Situated near the borders of both southeastern California and southwestern Arizona, Los Algodones has become a popular tourist attraction in recent years due in part to inexpensive shopping and restaurants as well as inexpensive medical care and prescription medicines. The warm, dry climate of the area attracts a number of snowbirds from across the United States and Canada who settle during the winter in the nearby towns of Yuma, Arizona, and Winterhaven, California. Organized day trips from the Coachella Valley are popular among seniors as well.

===Healthcare===
The popularity of both inexpensive prescriptions and medical care catering to Canadian and U.S. senior citizens has prompted a veritable explosion of pharmacies, opticians and dental offices since the 1980s.

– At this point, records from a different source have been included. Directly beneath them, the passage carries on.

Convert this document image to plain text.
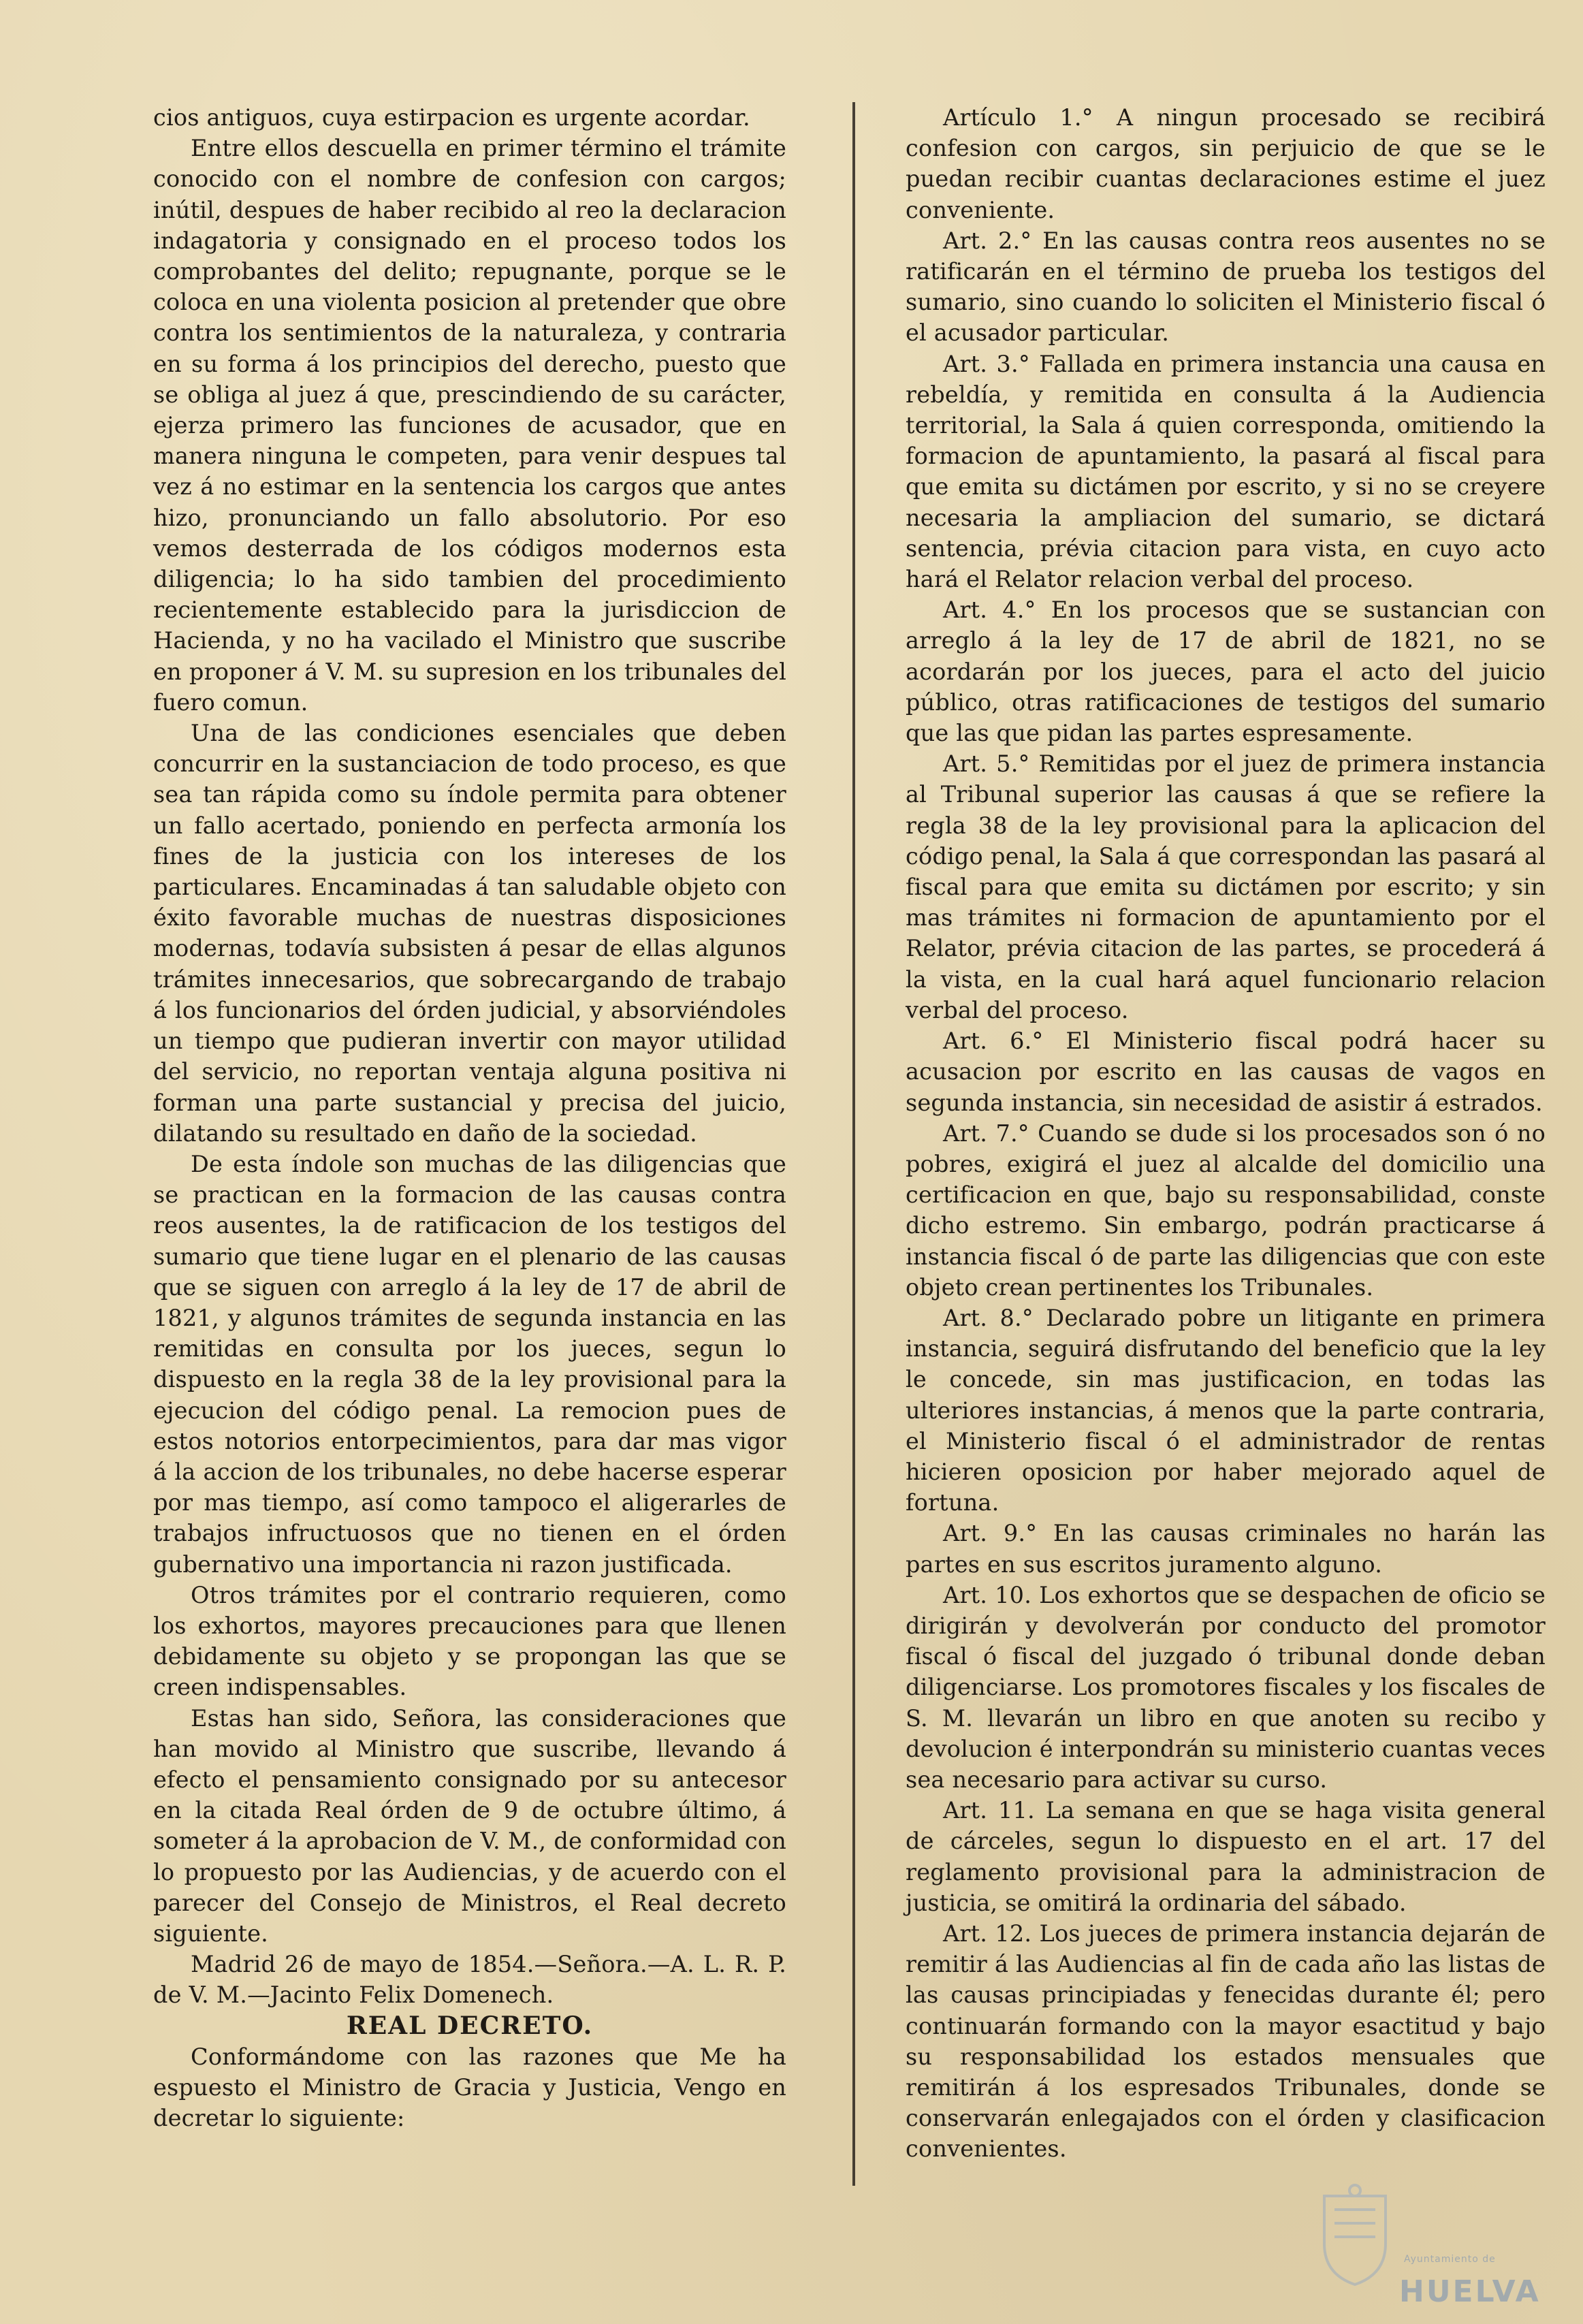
cios antiguos, cuya estirpacion es urgente acordar.

Entre ellos descuella en primer término el trámite conocido con el nombre de confesion con cargos; inútil, despues de haber recibido al reo la declaracion indagatoria y consignado en el proceso todos los comprobantes del delito; repugnante, porque se le coloca en una violenta posicion al pretender que obre contra los sentimientos de la naturaleza, y contraria en su forma á los principios del derecho, puesto que se obliga al juez á que, prescindiendo de su carácter, ejerza primero las funciones de acusador, que en manera ninguna le competen, para venir despues tal vez á no estimar en la sentencia los cargos que antes hizo, pronunciando un fallo absolutorio. Por eso vemos desterrada de los códigos modernos esta diligencia; lo ha sido tambien del procedimiento recientemente establecido para la jurisdiccion de Hacienda, y no ha vacilado el Ministro que suscribe en proponer á V. M. su supresion en los tribunales del fuero comun.

Una de las condiciones esenciales que deben concurrir en la sustanciacion de todo proceso, es que sea tan rápida como su índole permita para obtener un fallo acertado, poniendo en perfecta armonía los fines de la justicia con los intereses de los particulares. Encaminadas á tan saludable objeto con éxito favorable muchas de nuestras disposiciones modernas, todavía subsisten á pesar de ellas algunos trámites innecesarios, que sobrecargando de trabajo á los funcionarios del órden judicial, y absorviéndoles un tiempo que pudieran invertir con mayor utilidad del servicio, no reportan ventaja alguna positiva ni forman una parte sustancial y precisa del juicio, dilatando su resultado en daño de la sociedad.

De esta índole son muchas de las diligencias que se practican en la formacion de las causas contra reos ausentes, la de ratificacion de los testigos del sumario que tiene lugar en el plenario de las causas que se siguen con arreglo á la ley de 17 de abril de 1821, y algunos trámites de segunda instancia en las remitidas en consulta por los jueces, segun lo dispuesto en la regla 38 de la ley provisional para la ejecucion del código penal. La remocion pues de estos notorios entorpecimientos, para dar mas vigor á la accion de los tribunales, no debe hacerse esperar por mas tiempo, así como tampoco el aligerarles de trabajos infructuosos que no tienen en el órden gubernativo una importancia ni razon justificada.

Otros trámites por el contrario requieren, como los exhortos, mayores precauciones para que llenen debidamente su objeto y se propongan las que se creen indispensables.

Estas han sido, Señora, las consideraciones que han movido al Ministro que suscribe, llevando á efecto el pensamiento consignado por su antecesor en la citada Real órden de 9 de octubre último, á someter á la aprobacion de V. M., de conformidad con lo propuesto por las Audiencias, y de acuerdo con el parecer del Consejo de Ministros, el Real decreto siguiente.

Madrid 26 de mayo de 1854.—Señora.—A. L. R. P. de V. M.—Jacinto Felix Domenech.

REAL DECRETO.

Conformándome con las razones que Me ha espuesto el Ministro de Gracia y Justicia, Vengo en decretar lo siguiente:

Artículo 1.° A ningun procesado se recibirá confesion con cargos, sin perjuicio de que se le puedan recibir cuantas declaraciones estime el juez conveniente.

Art. 2.° En las causas contra reos ausentes no se ratificarán en el término de prueba los testigos del sumario, sino cuando lo soliciten el Ministerio fiscal ó el acusador particular.

Art. 3.° Fallada en primera instancia una causa en rebeldía, y remitida en consulta á la Audiencia territorial, la Sala á quien corresponda, omitiendo la formacion de apuntamiento, la pasará al fiscal para que emita su dictámen por escrito, y si no se creyere necesaria la ampliacion del sumario, se dictará sentencia, prévia citacion para vista, en cuyo acto hará el Relator relacion verbal del proceso.

Art. 4.° En los procesos que se sustancian con arreglo á la ley de 17 de abril de 1821, no se acordarán por los jueces, para el acto del juicio público, otras ratificaciones de testigos del sumario que las que pidan las partes espresamente.

Art. 5.° Remitidas por el juez de primera instancia al Tribunal superior las causas á que se refiere la regla 38 de la ley provisional para la aplicacion del código penal, la Sala á que correspondan las pasará al fiscal para que emita su dictámen por escrito; y sin mas trámites ni formacion de apuntamiento por el Relator, prévia citacion de las partes, se procederá á la vista, en la cual hará aquel funcionario relacion verbal del proceso.

Art. 6.° El Ministerio fiscal podrá hacer su acusacion por escrito en las causas de vagos en segunda instancia, sin necesidad de asistir á estrados.

Art. 7.° Cuando se dude si los procesados son ó no pobres, exigirá el juez al alcalde del domicilio una certificacion en que, bajo su responsabilidad, conste dicho estremo. Sin embargo, podrán practicarse á instancia fiscal ó de parte las diligencias que con este objeto crean pertinentes los Tribunales.

Art. 8.° Declarado pobre un litigante en primera instancia, seguirá disfrutando del beneficio que la ley le concede, sin mas justificacion, en todas las ulteriores instancias, á menos que la parte contraria, el Ministerio fiscal ó el administrador de rentas hicieren oposicion por haber mejorado aquel de fortuna.

Art. 9.° En las causas criminales no harán las partes en sus escritos juramento alguno.

Art. 10. Los exhortos que se despachen de oficio se dirigirán y devolverán por conducto del promotor fiscal ó fiscal del juzgado ó tribunal donde deban diligenciarse. Los promotores fiscales y los fiscales de S. M. llevarán un libro en que anoten su recibo y devolucion é interpondrán su ministerio cuantas veces sea necesario para activar su curso.

Art. 11. La semana en que se haga visita general de cárceles, segun lo dispuesto en el art. 17 del reglamento provisional para la administracion de justicia, se omitirá la ordinaria del sábado.

Art. 12. Los jueces de primera instancia dejarán de remitir á las Audiencias al fin de cada año las listas de las causas principiadas y fenecidas durante él; pero continuarán formando con la mayor esactitud y bajo su responsabilidad los estados mensuales que remitirán á los espresados Tribunales, donde se conservarán enlegajados con el órden y clasificacion convenientes.

Ayuntamiento de
HUELVA
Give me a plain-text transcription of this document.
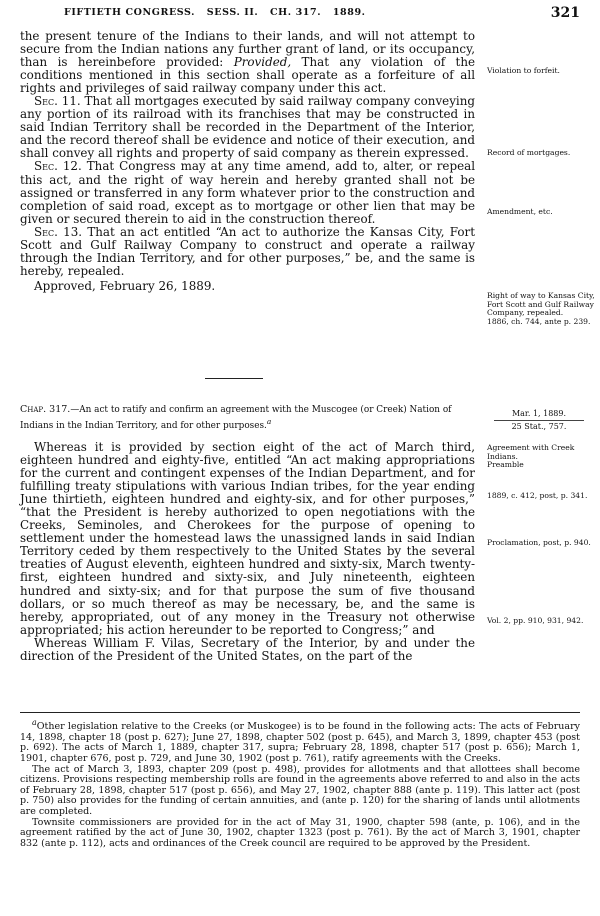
FIFTIETH CONGRESS.   SESS. II.   CH. 317.   1889.	321

the present tenure of the Indians to their lands, and will not attempt to secure from the Indian nations any further grant of land, or its occupancy, than is hereinbefore provided: Provided, That any violation of the conditions mentioned in this section shall operate as a forfeiture of all rights and privileges of said railway company under this act.

Sec. 11. That all mortgages executed by said railway company conveying any portion of its railroad with its franchises that may be constructed in said Indian Territory shall be recorded in the Department of the Interior, and the record thereof shall be evidence and notice of their execution, and shall convey all rights and property of said company as therein expressed.

Sec. 12. That Congress may at any time amend, add to, alter, or repeal this act, and the right of way herein and hereby granted shall not be assigned or transferred in any form whatever prior to the construction and completion of said road, except as to mortgage or other lien that may be given or secured therein to aid in the construction thereof.

Sec. 13. That an act entitled “An act to authorize the Kansas City, Fort Scott and Gulf Railway Company to construct and operate a railway through the Indian Territory, and for other purposes,” be, and the same is hereby, repealed.

Approved, February 26, 1889.

Violation to forfeit.
Record of mortgages.
Amendment, etc.
Right of way to Kansas City, Fort Scott and Gulf Railway Company, repealed.
1886, ch. 744, ante p. 239.
Chap. 317.—An act to ratify and confirm an agreement with the Muscogee (or Creek) Nation of Indians in the Indian Territory, and for other purposes.$^a$
Mar. 1, 1889.
25 Stat., 757.

Whereas it is provided by section eight of the act of March third, eighteen hundred and eighty-five, entitled “An act making appropriations for the current and contingent expenses of the Indian Department, and for fulfilling treaty stipulations with various Indian tribes, for the year ending June thirtieth, eighteen hundred and eighty-six, and for other purposes,” “that the President is hereby authorized to open negotiations with the Creeks, Seminoles, and Cherokees for the purpose of opening to settlement under the homestead laws the unassigned lands in said Indian Territory ceded by them respectively to the United States by the several treaties of August eleventh, eighteen hundred and sixty-six, March twenty-first, eighteen hundred and sixty-six, and July nineteenth, eighteen hundred and sixty-six; and for that purpose the sum of five thousand dollars, or so much thereof as may be necessary, be, and the same is hereby, appropriated, out of any money in the Treasury not otherwise appropriated; his action hereunder to be reported to Congress;” and

Whereas William F. Vilas, Secretary of the Interior, by and under the direction of the President of the United States, on the part of the

Agreement with Creek Indians.
Preamble
1889, c. 412, post, p. 341.
Proclamation, post, p. 940.
Vol. 2, pp. 910, 931, 942.

$^a$Other legislation relative to the Creeks (or Muskogee) is to be found in the following acts: The acts of February 14, 1898, chapter 18 (post p. 627); June 27, 1898, chapter 502 (post p. 645), and March 3, 1899, chapter 453 (post p. 692). The acts of March 1, 1889, chapter 317, supra; February 28, 1898, chapter 517 (post p. 656); March 1, 1901, chapter 676, post p. 729, and June 30, 1902 (post p. 761), ratify agreements with the Creeks.

The act of March 3, 1893, chapter 209 (post p. 498), provides for allotments and that allottees shall become citizens. Provisions respecting membership rolls are found in the agreements above referred to and also in the acts of February 28, 1898, chapter 517 (post p. 656), and May 27, 1902, chapter 888 (ante p. 119). This latter act (post p. 750) also provides for the funding of certain annuities, and (ante p. 120) for the sharing of lands until allotments are completed.

Townsite commissioners are provided for in the act of May 31, 1900, chapter 598 (ante, p. 106), and in the agreement ratified by the act of June 30, 1902, chapter 1323 (post p. 761). By the act of March 3, 1901, chapter 832 (ante p. 112), acts and ordinances of the Creek council are required to be approved by the President.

They have largely displaced many of the open-air shops and restaurants immediately across the border, and have effectively shifted the town's focus from tourism to medicine. Los Algodones has approximately 600 dentists who service uninsured Canadian and American health tourists who save up to 80 percent on dental services. Nevertheless, a number of shops and restaurants remain, and Los Algodones capitalizes on the tourist trade with frequent fiestas throughout the year, most notably around the Christmas season.

==Transportation==
Transportes Miguel Siga, a private bus company, provides service between Mexicali and Los Algodones. Yuma County Area Transit provides service from Andrade to Yuma.